Le narrateur personnage du troisième texte, "Le Fils du grand homme", est le fils légitime de Cromelin. Il détaille la visite du flic précédent, son parcours dépressif et la création de la Fondation gérée par ses deux sœurs. Un peintre chinois vient aussi le voir.
Enfin, l'ultime texte "La Dernière aquarelle", fait référence à une œuvre de Lioguine (alias Cromelin) que "l'assassin narrateur" (père de Michèle) signe à la fin du premier texte. C'est Chu Teh-Chun qui la possède. On la lui vole. Il engage un détective privé pour la retrouver. Voilà enfin le texte méritant l'estampille de la couverture qui apparaît page 171 ! Le détective, narrateur personnage, remonte la piste de l'avant-dernier propriétaire égorgé chez lui et, par les anciens galeristes, met la main sur le voleur que l'on a vu apparaître auparavant.

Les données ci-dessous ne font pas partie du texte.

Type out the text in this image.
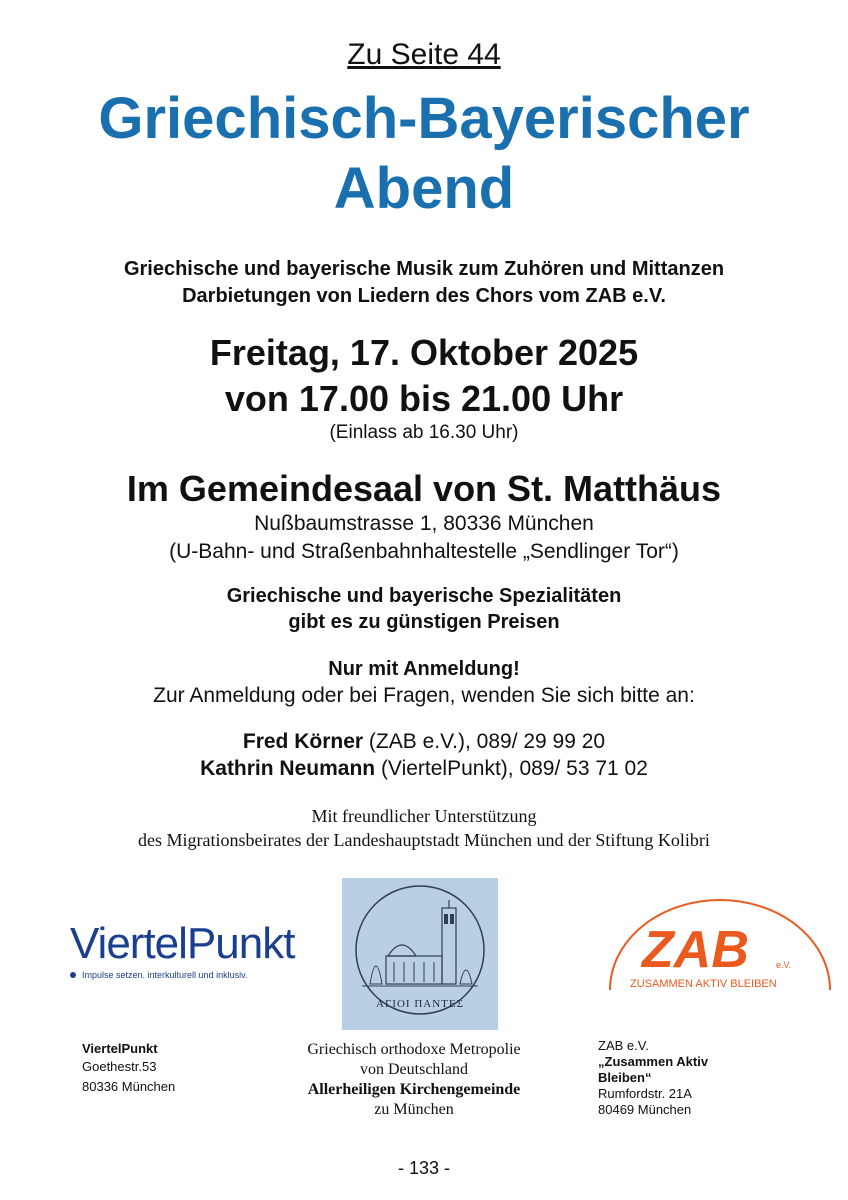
Zu Seite 44
Griechisch-Bayerischer
Abend
Griechische und bayerische Musik zum Zuhören und Mittanzen
Darbietungen von Liedern des Chors vom ZAB e.V.
Freitag, 17. Oktober 2025
von 17.00 bis 21.00 Uhr
(Einlass ab 16.30 Uhr)
Im Gemeindesaal von St. Matthäus
Nußbaumstrasse 1, 80336 München
(U-Bahn- und Straßenbahnhaltestelle „Sendlinger Tor“)
Griechische und bayerische Spezialitäten
gibt es zu günstigen Preisen
Nur mit Anmeldung!
Zur Anmeldung oder bei Fragen, wenden Sie sich bitte an:
Fred Körner (ZAB e.V.), 089/ 29 99 20
Kathrin Neumann (ViertelPunkt), 089/ 53 71 02
Mit freundlicher Unterstützung
des Migrationsbeirates der Landeshauptstadt München und der Stiftung Kolibri
ViertelPunkt
Impulse setzen. interkulturell und inklusiv.
ΑΓΙΟΙ ΠΑΝΤΕΣ
ZAB	e.V.
ZUSAMMEN AKTIV BLEIBEN
ViertelPunkt
Goethestr.53
80336 München
Griechisch orthodoxe Metropolie
von Deutschland
Allerheiligen Kirchengemeinde
zu München
ZAB e.V.
„Zusammen Aktiv
Bleiben“
Rumfordstr. 21A
80469 München
- 133 -
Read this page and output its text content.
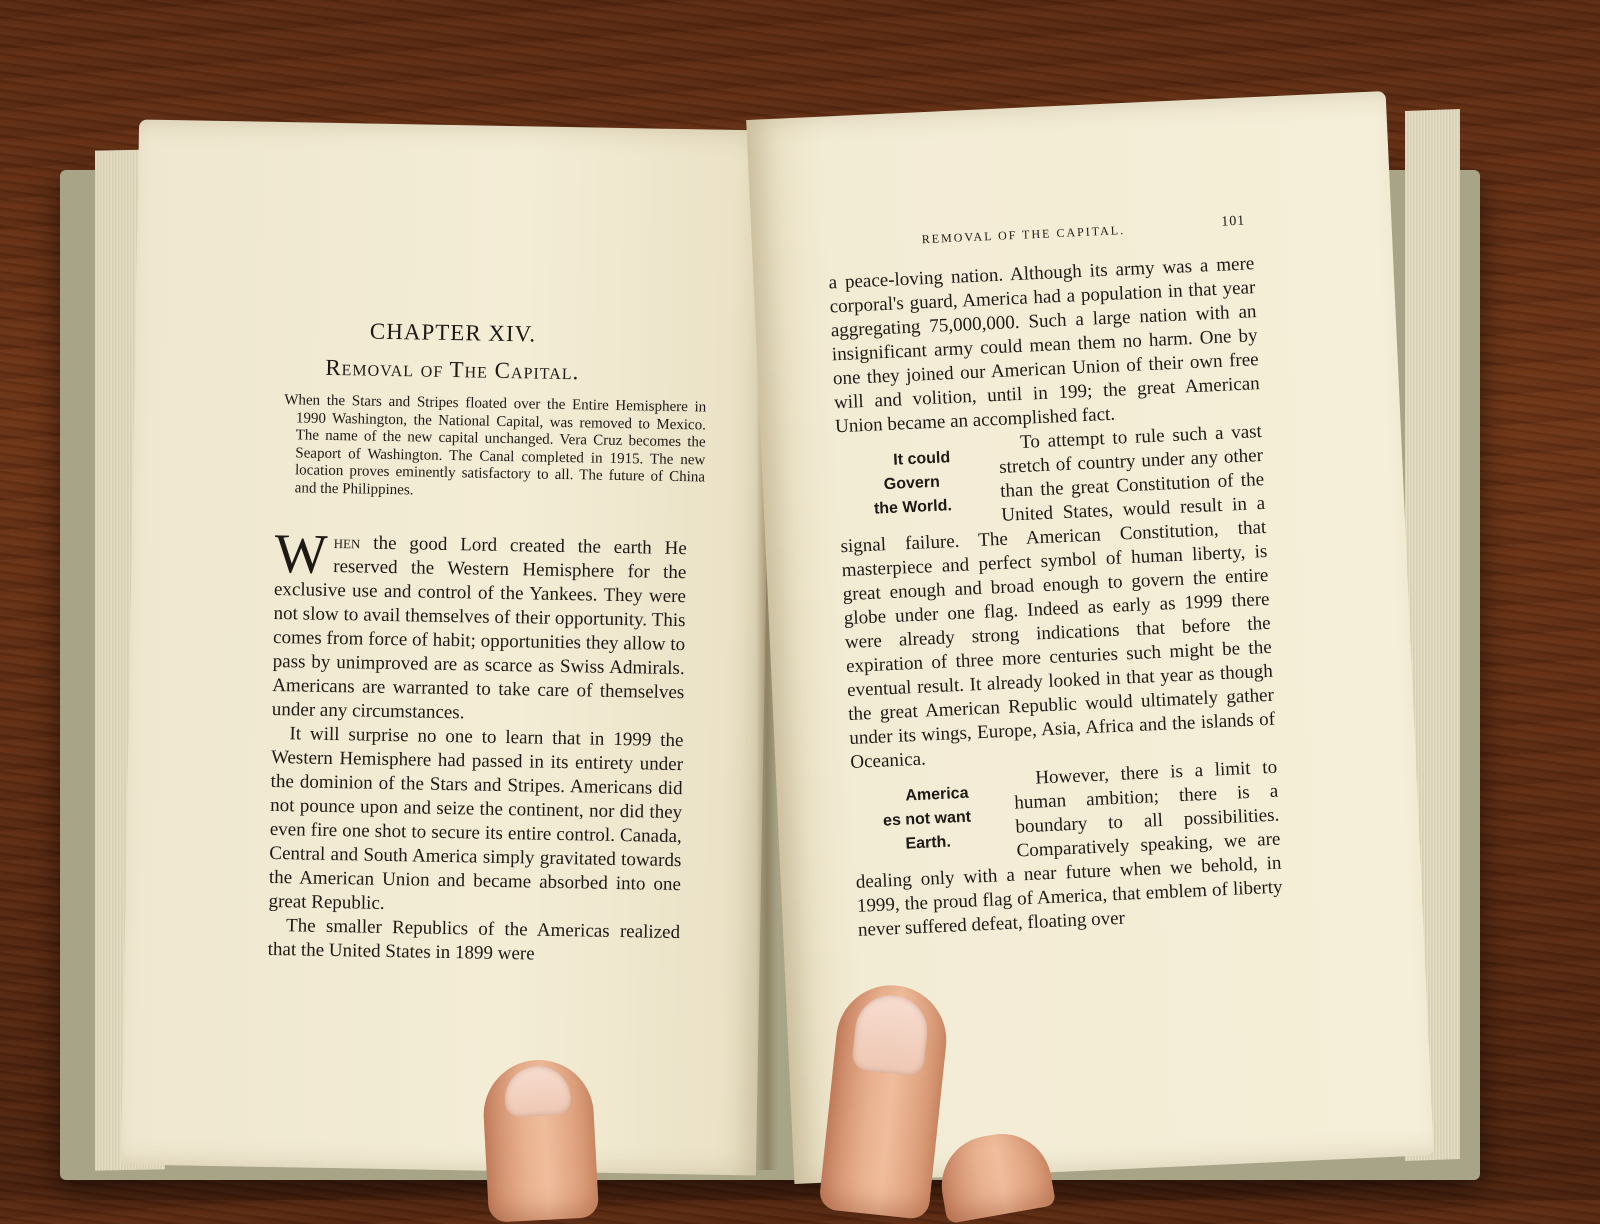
CHAPTER XIV.
Removal of The Capital.
When the Stars and Stripes floated over the Entire Hemisphere in 1990 Washington, the National Capital, was removed to Mexico. The name of the new capital unchanged. Vera Cruz becomes the Seaport of Washington. The Canal completed in 1915. The new location proves eminently satisfactory to all. The future of China and the Philippines.

When the good Lord created the earth He reserved the Western Hemisphere for the exclusive use and control of the Yankees. They were not slow to avail themselves of their opportunity. This comes from force of habit; opportunities they allow to pass by unimproved are as scarce as Swiss Admirals. Americans are warranted to take care of themselves under any circumstances.

It will surprise no one to learn that in 1999 the Western Hemisphere had passed in its entirety under the dominion of the Stars and Stripes. Americans did not pounce upon and seize the continent, nor did they even fire one shot to secure its entire control. Canada, Central and South America simply gravitated towards the American Union and became absorbed into one great Republic.

The smaller Republics of the Americas realized that the United States in 1899 were

REMOVAL OF THE CAPITAL.
101

a peace-loving nation. Although its army was a mere corporal's guard, America had a population in that year aggregating 75,000,000. Such a large nation with an insignificant army could mean them no harm. One by one they joined our American Union of their own free will and volition, until in 199; the great American Union became an accomplished fact.

It could
Govern
the World.
To attempt to rule such a vast stretch of country under any other than the great Constitution of the United States, would result in a signal failure. The American Constitution, that masterpiece and perfect symbol of human liberty, is great enough and broad enough to govern the entire globe under one flag. Indeed as early as 1999 there were already strong indications that before the expiration of three more centuries such might be the eventual result. It already looked in that year as though the great American Republic would ultimately gather under its wings, Europe, Asia, Africa and the islands of Oceanica.

America
es not want
Earth.
However, there is a limit to human ambition; there is a boundary to all possibilities. Comparatively speaking, we are dealing only with a near future when we behold, in 1999, the proud flag of America, that emblem of liberty never suffered defeat, floating over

En conclusion, nous avons une structure excessivement complexe avec des changements de styles (tous excellents au demeurant) et de gestion du temps. Les nouvelles peuvent en effet couvrir des années ou des mois, seule la dernière colle plus à une réalité d'enquête policière factuelle malgré un raccourci un peu saisissant dans la reconnaissance du voleur. L'ensemble très bien écrit, rappelons-le, fait quand même penser à un montage où l'auteur aurait été obligé d'inclure un autre artiste pour qu'il apparaisse en couverture puisque le premier en était interdit par la prudence. Pourtant, malgré ou à cause de ses errances de lecture, il se dégage de ces textes gigognes, une puissance narrative, une intelligence et une culture évidente qui invitent à en savoir plus.
Et justement, en post-scriptum, on ne résiste pas au plaisir de raconter que Chu Teh-Chun fut récemment au cœur d'un scandale que le magazine Beaux-Arts rapporta en 2012. En 2009, il attaqua en justice pour dénoncer le contrat qui le liait à son galeriste qui lui avait commandé la décoration d'une série de vingt-quatre plats en céramique déclinée en quarante exemplaires vendus chacun mille six cents euros. Le galeriste, lui, attaqua la Marlborough Gallery de New York qui avait pris le marché en faisant signer à Chu Teh-Chun une commande plus faramineuse de cinquante-sept vases fabriqués par la Manufacture de Sèvres dont quarante à vendre cent quatre-vingt mille euros. Le responsable Asie de la Marlborough, le très controversé Philippe Koutouzis qui était aussi chargé de mission au Musée Guimet, y organisa une exposition des vases ce qui constitua une entorse très marchande dans un établissement public.
En ultime conclusion, se pose la question du traitement des "affaires policières" dans le milieu de l'art. Si "ArtNoir" impose une estampille en couverture, les auteurs vont devoir se livrer à une gymnastique intellectuelle : écrire sur une véritable affaire ou romancer ? Comment utiliser le nom de l'artiste ? Patrick Weiller s'en est bien tiré avec son assassin spolié reproduisant des scènes de crimes de Brueghel mais ici, avec Henri Bonetti, on touche du doigt les limites des contraintes éditoriales.

Citation

Dans les films, les choses se déroulent toujours avec une précision d'horloge, les événements succèdent aux événements sans temps mort, les conséquences découlent des causes sans détours inutiles.